THEORY OF COMPUTING AND MACHINE ARCHITECTURE
Completion requirements
2. Pushdown Automata (PDA)
- Pushdown Automata (PDA):
A more powerful automaton than finite automata, which includes a stack to provide additional memory. This enables the PDA to recognize context-free languages (like balanced parentheses or programming language syntax).
- Description: A finite automaton with a stack for memory.
- Applications: Parsing context-free languages.
- Example: Balanced parentheses.
- Turing Machines (TM):
A theoretical machine that can simulate any algorithm. It has an infinite tape (memory) and a head that moves left or right over the tape, reading and writing symbols. The Turing machine is a central concept in the theory of computability and can simulate any physical computer.
- Description: A theoretical machine with an infinite tape and a read/write head.
- Applications: Defining the limits of computation.
- Example: Solving any computable problem.
Computability Theory
Computability theory explores the limits of what can be computed by any algorithm or machine.
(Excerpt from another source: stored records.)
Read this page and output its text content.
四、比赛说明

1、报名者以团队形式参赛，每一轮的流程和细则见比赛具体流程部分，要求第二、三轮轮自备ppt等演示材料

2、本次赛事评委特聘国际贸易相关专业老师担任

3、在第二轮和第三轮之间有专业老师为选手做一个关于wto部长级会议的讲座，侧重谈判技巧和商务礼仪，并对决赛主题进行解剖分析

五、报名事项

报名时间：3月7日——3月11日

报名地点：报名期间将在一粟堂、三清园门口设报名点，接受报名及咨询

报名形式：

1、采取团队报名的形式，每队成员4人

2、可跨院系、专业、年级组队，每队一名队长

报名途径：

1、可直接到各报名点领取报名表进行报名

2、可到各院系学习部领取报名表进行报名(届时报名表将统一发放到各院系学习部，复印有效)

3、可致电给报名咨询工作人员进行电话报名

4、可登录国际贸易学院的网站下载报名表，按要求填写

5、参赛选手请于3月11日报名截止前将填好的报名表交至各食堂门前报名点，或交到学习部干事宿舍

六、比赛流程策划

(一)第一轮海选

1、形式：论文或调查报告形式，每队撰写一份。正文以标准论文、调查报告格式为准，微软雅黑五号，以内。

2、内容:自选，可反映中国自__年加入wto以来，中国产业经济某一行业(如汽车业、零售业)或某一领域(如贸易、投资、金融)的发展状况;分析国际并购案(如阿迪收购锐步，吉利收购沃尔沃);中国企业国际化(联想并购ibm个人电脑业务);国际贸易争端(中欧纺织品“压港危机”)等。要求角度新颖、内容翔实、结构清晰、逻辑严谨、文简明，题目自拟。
Computability theory deals with understanding which problems can be solved by computers and which cannot.
- Decidable Problems: Problems that can be solved by an algorithm in a finite amount of time (i.e., the machine always halts with an answer).
- Undecidable Problems: Problems for which no algorithm exists that can solve all instances of the problem. A classic example is the Halting Problem, which asks whether a given program will eventually halt (finish execution) or run forever. Alan Turing proved that no algorithm can decide the halting problem for all possible programs.